Friday, July 24, 2020

R-Squared in Untreated Follicular Lymphoma

More evidence that R-squared is a very good option for many Follicular Lymphoma patients.

R-squared, as you probably know, is the combination of Rituxan and Revlimid (also known as Lenalidomide). It was approved by the FDA in May 2019 for previously-treated FL patients. It was big deal -- it showed that it was possible for a non-chemotherapy treatment to be as effective and safe as traditional chemo. If you've been reading Lympho Bob for a while, you know I've been tracking it for a long time. For years, lymphoma specialists have been saying R-squared could be a game-changer.

So while it has been approved for previously-treated FL patients, there is now more evidence that it is effective for untreated Follicular Lymphoma patients, too.

 A recent article in the journal Blood Advances, called "Lenalidomide/rituximab induces high molecular response in untreated Follicular Lymphoma: LYSA ancillary RELEVANCE study," makes this clear.

The research describes a smaller part of the large clinical trial known as the RELEVANCE study (which I have written about a few times).  This trial was a comparison of R-squared and Rituxan + chemo, in FL patients that had not yet had treatment. Half the patients were given R-squared, and half were given R + chemo.

A smaller group within the RELEVANCE trial were part of an MRD study. MRD stands for "Minimal Residual Disease." It's the idea that something like a CT scan won't see the smallest little bits of cancer that might remain in a patient's body after treatment. Looking more closely at DNA samples will show if all of the cancer is really gone, more that what a scan might show.

So in the research described in the article, 222 with a particular genetic issue (a BIOMED-2–detectable BCL2-JH translocation) were analyzed. In other words, these patients had a specific problem with their DNA that caused the Follicular Lymphoma. That's important -- successful treatment would mean that the cells with that DNA problem would be wiped out. If a blood test or bone marrow test showed some of those cells were still around, then the treatment didn't result in a true Complete Response. If it did, it resulted in what's called a Complete Metabolic Response, or CMR -- no messed up DNA in any of the cell samples they took.
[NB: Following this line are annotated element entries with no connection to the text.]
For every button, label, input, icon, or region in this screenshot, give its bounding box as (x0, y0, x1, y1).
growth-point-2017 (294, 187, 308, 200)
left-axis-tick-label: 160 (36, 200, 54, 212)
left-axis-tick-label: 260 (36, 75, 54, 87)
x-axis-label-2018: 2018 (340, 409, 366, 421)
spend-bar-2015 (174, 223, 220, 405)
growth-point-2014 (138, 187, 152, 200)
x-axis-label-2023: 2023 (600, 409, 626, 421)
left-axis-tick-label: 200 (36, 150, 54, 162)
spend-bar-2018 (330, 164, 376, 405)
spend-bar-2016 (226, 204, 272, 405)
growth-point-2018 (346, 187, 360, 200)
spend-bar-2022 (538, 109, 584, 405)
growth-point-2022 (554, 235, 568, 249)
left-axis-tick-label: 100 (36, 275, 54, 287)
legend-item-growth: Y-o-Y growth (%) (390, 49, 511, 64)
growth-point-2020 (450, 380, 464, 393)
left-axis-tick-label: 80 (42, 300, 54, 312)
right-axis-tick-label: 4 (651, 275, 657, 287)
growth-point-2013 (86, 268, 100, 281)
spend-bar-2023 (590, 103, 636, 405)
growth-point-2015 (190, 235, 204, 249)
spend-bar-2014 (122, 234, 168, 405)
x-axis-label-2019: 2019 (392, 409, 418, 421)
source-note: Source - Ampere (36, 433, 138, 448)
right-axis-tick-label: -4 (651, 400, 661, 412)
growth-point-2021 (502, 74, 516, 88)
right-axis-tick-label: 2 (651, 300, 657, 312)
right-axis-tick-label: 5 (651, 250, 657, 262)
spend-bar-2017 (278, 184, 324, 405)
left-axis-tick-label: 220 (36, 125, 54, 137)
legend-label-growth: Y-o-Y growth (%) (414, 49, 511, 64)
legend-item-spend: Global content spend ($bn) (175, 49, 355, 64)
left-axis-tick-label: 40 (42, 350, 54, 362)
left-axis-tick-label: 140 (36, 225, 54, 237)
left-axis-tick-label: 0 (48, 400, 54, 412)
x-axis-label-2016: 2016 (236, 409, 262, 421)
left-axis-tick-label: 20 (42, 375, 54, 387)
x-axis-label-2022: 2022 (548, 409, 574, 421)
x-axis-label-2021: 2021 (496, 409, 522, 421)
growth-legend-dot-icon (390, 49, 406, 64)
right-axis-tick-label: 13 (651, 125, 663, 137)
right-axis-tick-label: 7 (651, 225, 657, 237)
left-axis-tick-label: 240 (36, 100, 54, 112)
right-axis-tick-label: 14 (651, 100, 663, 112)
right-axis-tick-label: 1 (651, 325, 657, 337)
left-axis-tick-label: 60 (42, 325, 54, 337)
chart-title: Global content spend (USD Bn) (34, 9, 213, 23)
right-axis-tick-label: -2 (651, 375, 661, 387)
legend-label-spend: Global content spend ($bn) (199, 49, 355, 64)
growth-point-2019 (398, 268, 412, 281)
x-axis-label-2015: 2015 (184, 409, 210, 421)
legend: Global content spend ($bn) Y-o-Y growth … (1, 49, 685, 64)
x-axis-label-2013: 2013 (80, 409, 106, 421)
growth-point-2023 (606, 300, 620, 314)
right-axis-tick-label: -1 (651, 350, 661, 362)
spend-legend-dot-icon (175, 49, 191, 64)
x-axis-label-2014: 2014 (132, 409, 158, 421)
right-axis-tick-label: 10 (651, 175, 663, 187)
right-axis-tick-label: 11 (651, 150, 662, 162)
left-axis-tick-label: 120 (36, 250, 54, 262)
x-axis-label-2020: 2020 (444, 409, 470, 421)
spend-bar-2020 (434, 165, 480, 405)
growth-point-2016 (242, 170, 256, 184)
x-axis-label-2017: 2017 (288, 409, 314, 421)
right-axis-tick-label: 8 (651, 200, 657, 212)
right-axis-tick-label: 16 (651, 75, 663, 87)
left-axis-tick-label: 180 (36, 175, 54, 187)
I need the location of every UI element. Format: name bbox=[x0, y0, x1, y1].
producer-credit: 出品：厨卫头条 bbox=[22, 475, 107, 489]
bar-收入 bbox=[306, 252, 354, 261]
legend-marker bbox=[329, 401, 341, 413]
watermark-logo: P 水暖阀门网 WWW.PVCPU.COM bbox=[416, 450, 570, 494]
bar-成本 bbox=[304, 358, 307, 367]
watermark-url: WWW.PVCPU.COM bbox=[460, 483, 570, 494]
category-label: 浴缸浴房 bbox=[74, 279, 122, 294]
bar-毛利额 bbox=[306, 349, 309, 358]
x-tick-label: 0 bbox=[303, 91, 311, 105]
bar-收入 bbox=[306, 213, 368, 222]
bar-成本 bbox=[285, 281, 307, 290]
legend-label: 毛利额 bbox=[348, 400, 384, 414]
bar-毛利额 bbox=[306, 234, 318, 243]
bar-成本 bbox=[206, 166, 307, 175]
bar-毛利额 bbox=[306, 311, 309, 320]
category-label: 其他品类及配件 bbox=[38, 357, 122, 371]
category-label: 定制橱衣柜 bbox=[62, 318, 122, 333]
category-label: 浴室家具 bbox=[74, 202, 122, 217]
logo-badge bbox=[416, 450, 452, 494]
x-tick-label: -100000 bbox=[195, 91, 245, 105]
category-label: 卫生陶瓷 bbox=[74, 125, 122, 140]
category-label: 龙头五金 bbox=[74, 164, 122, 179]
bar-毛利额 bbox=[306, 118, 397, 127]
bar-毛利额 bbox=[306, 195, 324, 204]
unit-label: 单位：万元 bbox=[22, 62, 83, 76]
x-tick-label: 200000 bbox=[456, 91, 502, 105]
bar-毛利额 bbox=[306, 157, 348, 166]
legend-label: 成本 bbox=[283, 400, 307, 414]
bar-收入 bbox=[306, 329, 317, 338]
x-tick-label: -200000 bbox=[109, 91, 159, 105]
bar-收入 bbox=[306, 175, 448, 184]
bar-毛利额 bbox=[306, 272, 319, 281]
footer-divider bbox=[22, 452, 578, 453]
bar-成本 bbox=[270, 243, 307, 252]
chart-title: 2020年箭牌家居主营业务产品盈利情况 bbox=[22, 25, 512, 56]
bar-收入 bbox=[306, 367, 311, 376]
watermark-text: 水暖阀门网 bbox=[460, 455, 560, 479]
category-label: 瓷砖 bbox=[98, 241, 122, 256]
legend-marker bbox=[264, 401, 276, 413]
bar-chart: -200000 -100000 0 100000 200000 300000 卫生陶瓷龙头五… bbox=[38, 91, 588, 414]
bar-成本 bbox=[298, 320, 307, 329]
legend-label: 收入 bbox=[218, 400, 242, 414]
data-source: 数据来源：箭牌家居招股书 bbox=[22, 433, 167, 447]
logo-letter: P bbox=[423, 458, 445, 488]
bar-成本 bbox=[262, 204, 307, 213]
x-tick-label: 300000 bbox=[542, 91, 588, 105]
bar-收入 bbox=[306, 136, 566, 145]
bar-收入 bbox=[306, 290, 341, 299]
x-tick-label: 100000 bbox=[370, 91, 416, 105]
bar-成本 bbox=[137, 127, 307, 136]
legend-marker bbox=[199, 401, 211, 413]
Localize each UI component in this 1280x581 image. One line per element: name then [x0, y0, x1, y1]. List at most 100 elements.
These 222 patients were given the treatments in the study (117 were given R-squared and 90 were given R + chemo -- that doesn't add up to 222 but that's either because some patients didn't complete the study or I'm just really n\bad at math).
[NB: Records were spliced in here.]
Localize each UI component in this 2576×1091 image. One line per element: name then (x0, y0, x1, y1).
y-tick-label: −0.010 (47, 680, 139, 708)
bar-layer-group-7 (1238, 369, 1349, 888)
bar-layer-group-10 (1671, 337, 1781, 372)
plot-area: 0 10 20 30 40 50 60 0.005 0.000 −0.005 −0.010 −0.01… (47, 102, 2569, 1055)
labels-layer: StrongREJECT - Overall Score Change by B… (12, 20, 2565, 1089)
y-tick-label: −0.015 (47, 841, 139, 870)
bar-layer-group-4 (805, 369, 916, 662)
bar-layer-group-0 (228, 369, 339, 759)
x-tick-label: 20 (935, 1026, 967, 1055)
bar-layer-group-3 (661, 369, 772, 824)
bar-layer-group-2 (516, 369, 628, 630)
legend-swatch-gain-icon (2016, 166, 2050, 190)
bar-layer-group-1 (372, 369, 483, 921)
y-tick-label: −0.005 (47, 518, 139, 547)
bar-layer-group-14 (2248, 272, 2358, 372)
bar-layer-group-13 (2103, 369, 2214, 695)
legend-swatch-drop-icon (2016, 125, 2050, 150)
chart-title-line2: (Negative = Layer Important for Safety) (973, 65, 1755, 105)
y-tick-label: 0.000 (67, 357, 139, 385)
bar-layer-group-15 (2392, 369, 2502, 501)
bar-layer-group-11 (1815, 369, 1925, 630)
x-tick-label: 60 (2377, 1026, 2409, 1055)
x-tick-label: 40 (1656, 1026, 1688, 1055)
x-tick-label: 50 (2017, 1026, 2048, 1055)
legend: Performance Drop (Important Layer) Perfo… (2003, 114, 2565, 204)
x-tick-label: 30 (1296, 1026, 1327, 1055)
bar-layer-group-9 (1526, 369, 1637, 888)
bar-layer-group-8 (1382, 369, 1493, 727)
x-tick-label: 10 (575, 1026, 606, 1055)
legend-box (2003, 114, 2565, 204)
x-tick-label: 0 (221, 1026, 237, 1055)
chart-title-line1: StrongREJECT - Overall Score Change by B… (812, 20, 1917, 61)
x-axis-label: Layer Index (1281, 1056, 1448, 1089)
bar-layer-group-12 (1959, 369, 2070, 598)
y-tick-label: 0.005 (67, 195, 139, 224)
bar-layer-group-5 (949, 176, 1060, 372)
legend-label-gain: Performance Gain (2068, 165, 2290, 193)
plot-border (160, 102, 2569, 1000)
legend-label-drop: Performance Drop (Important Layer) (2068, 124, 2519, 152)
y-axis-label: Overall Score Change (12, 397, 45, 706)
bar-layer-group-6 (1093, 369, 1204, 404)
Complete Metablic Response at 24 weeks was achieved in 105 of the 117 R-Squared patients (90%), and in 70 of 90 R + chemo patients (77%). That's a great thing for R-Squared.

Just as importantly, the patients who had a CMR at 24 weeks were more likely to have a long-lasting response to the treatment, whichever treatment they had.  Patients with a CMR had a 3 year Progression  Free Survival of 84%, while those who didn't have a CMR (they still had some cells with the messed up DNA after 24 weeks) had a PFS of just 55%.

So two important results: more evidence that R-Squared is effective in Follicular Lymphoma patients who had it as their first treatment, but also, more evidence that CMR is a good predictor of how long a treatment will last. Knowing that a CMR wasn't achieved might mean that Maintenance might be a good idea, or that a salvage therapy (a new treatment right after a partially successful treatment) might be necessary.

Overall, some good news for those who are considering R-Squared, but also good news for all of us that want to know how well a treatment might have worked.